Mosteiro de São Bento abriga Exposição Fotográfica sobre o Papa em São Paulo

Foi num bonito dia de sol de 29 de junho de 1951, que o jovem Joseph Ratzinger, junto com seu irmão mais velho Georg e outros 40 candidatos, prostrou-se no chão da Catedral de Freising, para ser ordenado sacerdote. Já havia completado o curso de Teologia e Filosofia e com apenas 30 anos tinha título de pós-doutorado e lecionava Dogmática na Escola Superior de Freising.

Hoje, 60 anos depois, a Igreja toda está pronta para festejar a meta alcançada por este homem que viveu sua fidelidade ao ministério até o seu ponto mais alto, como Sucessor de Pedro.

A Igreja está se preparando com alegria. As Conferências Episcopais, encorajadas pela Congregação para o Clero, convidam paróquias, comunidades e fiéis a se prepararem para a comemoração organizando orações diante do Santíssimo Sacramento.
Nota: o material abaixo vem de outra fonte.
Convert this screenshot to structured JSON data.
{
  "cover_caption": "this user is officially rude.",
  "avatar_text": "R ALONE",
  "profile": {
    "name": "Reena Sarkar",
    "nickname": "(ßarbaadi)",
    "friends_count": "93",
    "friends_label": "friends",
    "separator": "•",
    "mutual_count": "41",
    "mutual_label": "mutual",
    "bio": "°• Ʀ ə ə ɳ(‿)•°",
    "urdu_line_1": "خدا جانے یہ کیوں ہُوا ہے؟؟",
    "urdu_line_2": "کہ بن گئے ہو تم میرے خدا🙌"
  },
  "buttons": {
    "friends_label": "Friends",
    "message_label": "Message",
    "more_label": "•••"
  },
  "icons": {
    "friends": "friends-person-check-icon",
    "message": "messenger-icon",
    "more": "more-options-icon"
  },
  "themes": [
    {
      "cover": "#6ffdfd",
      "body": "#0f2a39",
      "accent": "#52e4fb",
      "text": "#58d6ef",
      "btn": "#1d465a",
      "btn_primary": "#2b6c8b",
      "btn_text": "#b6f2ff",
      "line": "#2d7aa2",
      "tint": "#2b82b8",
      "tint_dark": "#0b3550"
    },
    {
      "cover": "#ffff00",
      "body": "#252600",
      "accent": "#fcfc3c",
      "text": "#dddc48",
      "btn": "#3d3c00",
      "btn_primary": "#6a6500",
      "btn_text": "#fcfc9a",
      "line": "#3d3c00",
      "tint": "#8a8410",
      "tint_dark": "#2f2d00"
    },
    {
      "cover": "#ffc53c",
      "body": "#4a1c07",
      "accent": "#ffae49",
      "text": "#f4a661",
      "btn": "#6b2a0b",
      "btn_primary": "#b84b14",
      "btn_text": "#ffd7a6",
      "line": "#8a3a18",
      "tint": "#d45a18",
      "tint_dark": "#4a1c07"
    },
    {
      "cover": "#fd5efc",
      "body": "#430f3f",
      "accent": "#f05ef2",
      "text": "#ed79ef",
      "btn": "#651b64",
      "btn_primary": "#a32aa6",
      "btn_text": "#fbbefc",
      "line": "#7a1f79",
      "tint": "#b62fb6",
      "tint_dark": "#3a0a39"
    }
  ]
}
Algumas celebrações terminarão no dia 1º de julho, festa do Sagrado Coração de Jesus e Dia Mundial de Oração pela Santificação dos Sacerdotes.

A ideia foi do cardeal-prefeito da congregação, Dom Mauro Piacenza, que disse que as horas de adoração eucarística devem ser dedicadas também à “santificação dos sacerdotes” e para pedir a Deus o dom de novas e santas vocações.

“A ocasião é particularmente propícia para nos unirmos ao redor do pontífice para expressar-lhe nossa gratidão, afeto, unidade por este serviço que está oferecendo a Deus e a sua Igreja, e principalmente, para que resplandeça a verdade sobre o mundo” – diz a carta do arcebispo secretário da Congregação, publicada no jornal “L’Osservatore Romano”.

As horas de oração – acrescenta – podem ser continuadas ou distribuídas durante todo o mês de junho.

O Cardeal Claudio Hummes, Prefeito emérito da Congregação para o Clero e arcebispo emérito de São Paulo, de passagem por Roma, colhe a ocasião e parabeniza o papa.

O jornal vaticano “L’Osservatore Romano” prestou uma homenagem ao pontífice, destacando que, “há 60 anos como sacerdote, Joseph Ratzinger realiza diariamente, com humildade e transparência, a tarefa de tornar presente o único Senhor”.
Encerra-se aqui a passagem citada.